Though at the time not a member of the European Union, Poland issued in 1985 a stamp that seems to fit the music heme that year. Scott 2712 depicts JS Bach and an organ case. There were actually two versions of this stamp issued. One has an inscription at the bottom (like my example above) which in rough translation acknowledges the 300th anniversary of the birth of Bach. This version saw only limited release and is fairly valuable. The second version omits the inscription and is more common. The stamp also features a large Baroque organ case. I cannot tell what instrument it may be; others more acquainted with Bach organs may recognize it. This stamp, because it was released as a single stamp in a very large selvage, actually qualifies as a mini-sheet, or souvenir sheet.

Netherlands: Europa, 1985

The Netherlands prepared a pair of stamps for the 1985 music year. Scott 669-670 feature a piano keyboard on the low-value and  stylized organ pipes on the 70c stamp.

Malta: Art works

Malta issued a set of four stamps in 2004 celebrating works of art. The 20c stamp (Scott 1182) pictures organ pipes and a bit of music. The organ pipes are from the instrument in the Cathedral in Mdina. Robert Buhagiar has a very nice description of the organ and the work he has done on it. The Scott catalog tells us that the musical example on the stamp is from a work by Begninon Zerafa. He was director of cathedral music 1744-1787. The stamp set exist as individual stamps but are also combined on a souvenir sheet (Scott 1185).


Friday, January 17, 2014

Mali: Mozart

Mali honored W. Amadeus Mozart in 1981 with a set of two stamps which includes artistic representations of the composer along with several musical instruments, organ among them. Being artistic representations, no specific organ is identified.
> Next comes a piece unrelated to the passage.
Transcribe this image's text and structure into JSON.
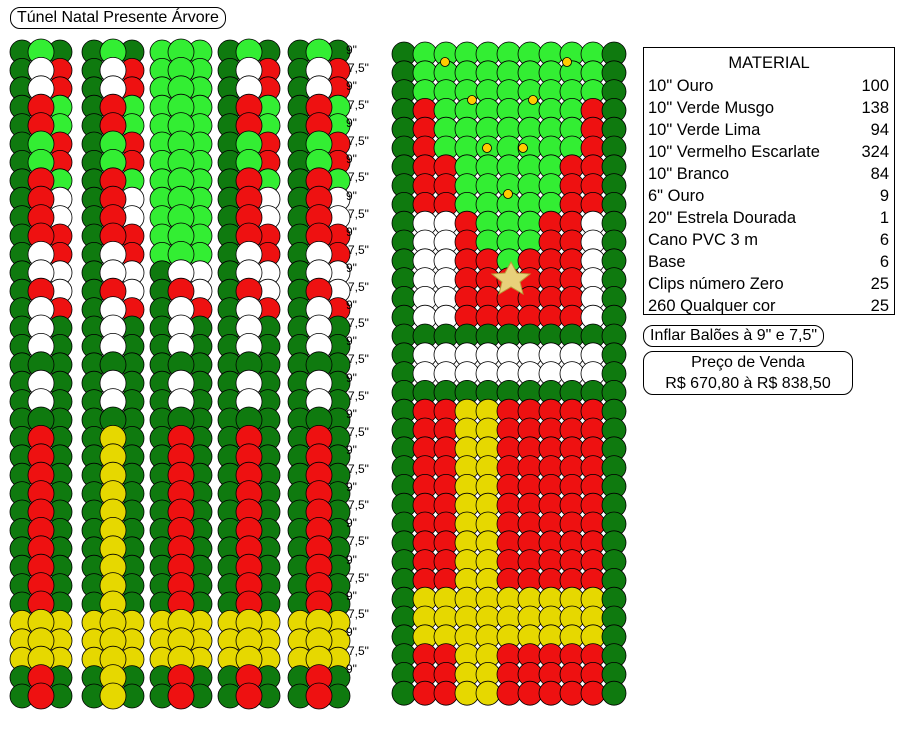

Both of the stamps in this set paid airmail postage.

Malta: Christmas

Malta issued three sets of stamps in 1973 that all utilized the same general look and format. The third set of three stamps includes two stamps that include stylized organ pipes. The first  (Scott B13) features angels singing; the second (B15) shows a building, candles and a tambourine with pipes barely showing behind. The stamps are all artistic renditions, so no specific pipe organ is shown. Scott does not specify the recipient of the surcharge funds.

Liechtenstein: Music Year

The year 1985 was a very important year for pipe organs on stamps. European nations for many years issued stamps on a selected theme yearly. In 1985 the chosen theme was music. This year was the 300th anniversary of the birth of both Handel and Bach. Liechtenstein issued a set of two stamps for the Music Year theme. The low value includes a portativ organ. The artist of this painting is not identified. The Scott catalog  (#804) describes it as "three muses." The organ looks like a typical single rank of pipes instrument, with fewer than 30 keys. An angel is working the bellows for the player. Other instruments are a flute and some variety of stringed instrument.